Der Kölner Musical-Dome als Reisschüssel: Hohe Luftfeuchtigkeit und viel Klopapier

Zwischen flap(p)sig und strapsig: Frank’ N’ Furter läßt die Wutz raus. Donner grollt, Blitze zucken und es regnet junge Hunde! In weiser Voraussicht der Dinge, die da (zwangsläufig) kommen bzw. durch den Saal fliegen würden, hatten die Hausherren des Kölner Musical-Domes raumpflegerisch aufgerüstet und die Crew der Reinigungskräfte vorsichtshalber verdreifacht. Auch so hatten die Saubermänner und -frauen alle Hände voll zu tun. Für Konfetti (Kölle, Alaahf) war die Zeit zwar noch nicht reif, aber Reis, von dem die Einwohner einer mittleren chinesischen Provinzstadt dicke satt geworden wären, sowie Klopapier in Großhandelsgerechten Mengen und stapelweise Zeitungen durften es schon sein . Mehl hingegen fällt inzwischen unter das Theaterwaffenkontrollgesetz. Und dass die Luftfeuchtigkeit im Zeltpalast unweit des richtigen Domes rapide in die Höhe kletterte, lag an dem Dauerfeuer aus Hunderten von Wasserpistolen. Das alles sind unverzichtbare Utensilien für eine ganz besondere Spezies von Fans und gehört zum Ritual, ebenso wie die „Uuuh“-Rufe, wenn der Name „Dr. Scott“ fällt und „Scchhh“-Zischlaute , wenn „Eddie“ ertönt. Motto: Schnaps ist Schnaps, und Straps ist Straps! Hätte sich ein „normaler“  unbedarfter Besucher in die Vorstellung verirrt, er dürfte sich im falschen (Horror)-Film gewähnt haben. Auf der großen Bühne die schrägsten, skurrilsten und schrillsten Typen, denen man noch nicht einmal im Albtraum begegnen möchte und angesichts derer jede Schwiegermutter in spe in eine echte Lebenskrise schlittern würde.
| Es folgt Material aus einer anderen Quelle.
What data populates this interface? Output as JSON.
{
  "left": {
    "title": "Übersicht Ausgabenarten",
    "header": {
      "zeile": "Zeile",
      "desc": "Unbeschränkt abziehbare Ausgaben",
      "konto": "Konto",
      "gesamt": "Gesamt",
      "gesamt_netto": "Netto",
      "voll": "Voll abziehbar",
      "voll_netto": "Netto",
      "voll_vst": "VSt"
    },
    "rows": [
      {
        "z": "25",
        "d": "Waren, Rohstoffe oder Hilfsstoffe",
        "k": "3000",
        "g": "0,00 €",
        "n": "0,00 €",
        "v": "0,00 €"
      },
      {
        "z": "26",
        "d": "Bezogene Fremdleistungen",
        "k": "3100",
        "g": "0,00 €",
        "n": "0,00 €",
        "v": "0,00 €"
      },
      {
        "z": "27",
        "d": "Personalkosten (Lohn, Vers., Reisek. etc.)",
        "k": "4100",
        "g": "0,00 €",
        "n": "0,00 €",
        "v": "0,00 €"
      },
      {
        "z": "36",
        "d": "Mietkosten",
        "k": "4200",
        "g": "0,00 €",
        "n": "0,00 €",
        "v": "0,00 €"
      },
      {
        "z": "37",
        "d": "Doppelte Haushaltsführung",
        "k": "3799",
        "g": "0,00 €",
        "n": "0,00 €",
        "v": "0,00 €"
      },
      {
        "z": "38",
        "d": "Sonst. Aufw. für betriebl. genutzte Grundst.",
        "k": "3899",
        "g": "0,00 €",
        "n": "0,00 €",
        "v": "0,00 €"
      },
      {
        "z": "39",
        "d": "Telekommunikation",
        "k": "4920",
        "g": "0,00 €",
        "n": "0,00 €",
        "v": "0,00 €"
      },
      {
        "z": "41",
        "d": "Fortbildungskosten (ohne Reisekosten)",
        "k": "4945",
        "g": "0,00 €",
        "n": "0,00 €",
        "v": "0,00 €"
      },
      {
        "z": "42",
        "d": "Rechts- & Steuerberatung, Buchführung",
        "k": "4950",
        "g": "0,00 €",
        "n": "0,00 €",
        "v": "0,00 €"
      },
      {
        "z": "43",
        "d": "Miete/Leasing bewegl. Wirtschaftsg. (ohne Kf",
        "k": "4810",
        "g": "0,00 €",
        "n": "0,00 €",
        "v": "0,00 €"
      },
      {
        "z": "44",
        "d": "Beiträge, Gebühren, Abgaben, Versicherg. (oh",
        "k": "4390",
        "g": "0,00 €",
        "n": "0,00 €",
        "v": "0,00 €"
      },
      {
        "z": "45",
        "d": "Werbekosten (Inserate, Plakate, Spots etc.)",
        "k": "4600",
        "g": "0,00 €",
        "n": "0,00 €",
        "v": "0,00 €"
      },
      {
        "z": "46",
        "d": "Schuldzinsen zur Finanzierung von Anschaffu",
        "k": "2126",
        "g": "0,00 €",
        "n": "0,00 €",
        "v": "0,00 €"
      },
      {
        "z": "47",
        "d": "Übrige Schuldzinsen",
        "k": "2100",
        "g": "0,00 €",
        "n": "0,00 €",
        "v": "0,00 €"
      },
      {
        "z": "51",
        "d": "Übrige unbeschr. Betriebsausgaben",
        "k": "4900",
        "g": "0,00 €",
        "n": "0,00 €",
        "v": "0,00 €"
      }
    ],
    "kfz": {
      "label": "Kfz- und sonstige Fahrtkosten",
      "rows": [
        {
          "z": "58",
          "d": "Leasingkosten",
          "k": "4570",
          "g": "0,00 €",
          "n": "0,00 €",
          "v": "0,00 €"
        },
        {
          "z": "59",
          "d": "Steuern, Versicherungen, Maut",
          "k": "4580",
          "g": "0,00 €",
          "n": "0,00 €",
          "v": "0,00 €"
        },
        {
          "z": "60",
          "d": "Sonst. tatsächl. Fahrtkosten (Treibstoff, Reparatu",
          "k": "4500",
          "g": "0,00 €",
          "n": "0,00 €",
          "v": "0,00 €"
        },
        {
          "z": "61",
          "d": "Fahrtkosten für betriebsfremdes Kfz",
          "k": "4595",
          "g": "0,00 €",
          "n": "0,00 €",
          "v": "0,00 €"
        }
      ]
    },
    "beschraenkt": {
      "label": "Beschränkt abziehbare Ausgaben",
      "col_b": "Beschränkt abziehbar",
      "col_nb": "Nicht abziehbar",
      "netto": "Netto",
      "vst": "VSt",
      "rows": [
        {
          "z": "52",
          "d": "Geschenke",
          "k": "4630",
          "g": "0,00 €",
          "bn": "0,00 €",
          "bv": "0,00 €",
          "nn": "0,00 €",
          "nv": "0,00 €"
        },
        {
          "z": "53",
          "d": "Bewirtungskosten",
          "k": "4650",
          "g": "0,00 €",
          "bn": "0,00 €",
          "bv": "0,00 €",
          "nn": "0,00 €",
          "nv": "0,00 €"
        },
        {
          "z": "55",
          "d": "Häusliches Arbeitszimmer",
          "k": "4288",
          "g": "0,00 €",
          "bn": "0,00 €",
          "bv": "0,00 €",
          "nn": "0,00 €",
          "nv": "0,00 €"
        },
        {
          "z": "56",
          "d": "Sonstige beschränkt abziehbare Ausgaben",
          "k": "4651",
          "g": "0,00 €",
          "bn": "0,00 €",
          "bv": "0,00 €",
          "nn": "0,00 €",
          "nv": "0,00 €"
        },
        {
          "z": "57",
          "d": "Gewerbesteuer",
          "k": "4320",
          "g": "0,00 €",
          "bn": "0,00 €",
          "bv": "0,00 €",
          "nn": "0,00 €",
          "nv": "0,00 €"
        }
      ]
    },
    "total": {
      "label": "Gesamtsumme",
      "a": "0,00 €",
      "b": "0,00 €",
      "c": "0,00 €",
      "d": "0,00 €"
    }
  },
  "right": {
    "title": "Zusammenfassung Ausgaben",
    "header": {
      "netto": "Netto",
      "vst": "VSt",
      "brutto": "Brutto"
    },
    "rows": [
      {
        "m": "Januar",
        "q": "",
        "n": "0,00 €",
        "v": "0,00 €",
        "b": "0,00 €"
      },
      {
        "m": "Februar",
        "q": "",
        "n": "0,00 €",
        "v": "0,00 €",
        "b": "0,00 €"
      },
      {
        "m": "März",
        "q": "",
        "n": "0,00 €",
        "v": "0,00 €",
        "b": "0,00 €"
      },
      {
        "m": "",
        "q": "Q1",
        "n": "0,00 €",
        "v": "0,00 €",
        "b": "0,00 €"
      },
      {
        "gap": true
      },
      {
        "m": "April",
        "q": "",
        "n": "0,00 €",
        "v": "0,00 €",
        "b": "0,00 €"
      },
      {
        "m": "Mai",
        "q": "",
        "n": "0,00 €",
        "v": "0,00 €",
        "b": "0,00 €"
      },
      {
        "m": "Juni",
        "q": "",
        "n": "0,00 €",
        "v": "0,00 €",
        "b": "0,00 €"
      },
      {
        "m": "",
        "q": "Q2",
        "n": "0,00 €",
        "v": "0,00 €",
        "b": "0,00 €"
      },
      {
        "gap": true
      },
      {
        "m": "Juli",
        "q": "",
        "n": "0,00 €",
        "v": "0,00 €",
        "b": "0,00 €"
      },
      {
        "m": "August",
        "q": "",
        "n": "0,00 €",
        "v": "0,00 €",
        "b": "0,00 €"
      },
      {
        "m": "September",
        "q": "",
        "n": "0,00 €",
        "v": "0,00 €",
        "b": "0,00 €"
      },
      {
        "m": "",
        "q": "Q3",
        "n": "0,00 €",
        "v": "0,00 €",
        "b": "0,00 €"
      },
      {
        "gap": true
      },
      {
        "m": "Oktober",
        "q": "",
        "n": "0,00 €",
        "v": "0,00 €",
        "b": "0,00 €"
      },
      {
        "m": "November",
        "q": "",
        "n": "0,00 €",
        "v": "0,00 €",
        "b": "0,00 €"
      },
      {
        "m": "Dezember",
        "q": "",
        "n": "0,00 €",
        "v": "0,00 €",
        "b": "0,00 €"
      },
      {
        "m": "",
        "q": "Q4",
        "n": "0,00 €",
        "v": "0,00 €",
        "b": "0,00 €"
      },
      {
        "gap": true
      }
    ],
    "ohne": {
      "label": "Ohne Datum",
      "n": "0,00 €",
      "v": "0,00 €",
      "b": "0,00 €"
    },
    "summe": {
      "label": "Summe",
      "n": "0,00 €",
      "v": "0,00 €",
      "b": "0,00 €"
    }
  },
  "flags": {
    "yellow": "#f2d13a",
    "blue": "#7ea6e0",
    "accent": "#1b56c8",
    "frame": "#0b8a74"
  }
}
High Heels und Rock ‘n’ Roll

Grell geschminkte Herren (und Damen), allesamt  bizarr kostümiert in Strapsen und Netzstrümpfen und mit High Heels an den Hacken. Und alle träumen sie von einem Land, in dem nicht nur der Honig fließt: Transsexual Transylvania. Und dabei wird auch nicht Samba getanzt, sondern der „Time Warp“ zu raffiniert persifliertem erdigem Rock ‘n’ Roll-Sound, an dem Chuck Berry und oder Jerry Lee Lewis sicherlich ihr (zweifelhaftes) Vergnügen gehabt hätten. Man suche nicht unbedingt einen tieferen Sinn hinter diesem abstrusen Zirkus – es gibt keinen. Das Musical Die Rocky Horror Show mit ihrer verworrenen Story genügt sich selbst, ist längst Selbstzweck und vor allem Kult.
Ja, und jetzt machen dieser Frank ‘N’ Furter und sein Gefolge das Rheinufer unsicher und feiern (noch bis einschließlich 26. August 2004) jeden Abend (mittwochs bis sonntags) exzessive Parties bis zum Abwinken. Das Publikum feiert mit - und wie!  Dagegen ist jede Prunkfremdensitzung in der Hauptstadt des Karnevals ein müder Kaffeeklatsch. Es gibt kein zweites Musical, das mit schöner Regelmäßigkeit unter den Besucher eine solche Stimmungsorgie entfacht. Dagegen geht es beim guten alten Mr. Hyde glatt zu wie auf einer Beerdigung.

Laser, Leichen und ETI’s

Apropos Beerdigung: Tote gibt es hier wie da. Nur handelt es sich bei den Leichen in diesem  abgedrehten Intermezzo nicht wie sonst um die von Lady Beaconsfield, Lord Glossop oder des Bischofs von Basingsstroke. Die Figuren, die da mit der Laserkanone niedergestreckt werden, heißen Frank, Rocky und Columbia. Aber schon zuvor hatte es einen gewissen Eddie erwischt, erschlagen vom zwielichtig-düsteren dekadenten Schlossherrn. Nein, das ist nicht Graf Krolock, sondern ein sexbesessener Transvestit, der, egal in welcher Reihenfolge, sowohl Männlein als auch Weiblein vernascht: erwähnter Frank ‘N’ Furter. Da Not erfinderisch macht, tut’s auch schon mal ein selbst zusammengebasteltes Geschöpf namens Rocky. Und sein Diener heißt, wie in irdisch-schwäbisch-Transsylvanien der Fall, auch nicht Koukol, sondern Riff Raff. Und das ist ein getarnter ETI.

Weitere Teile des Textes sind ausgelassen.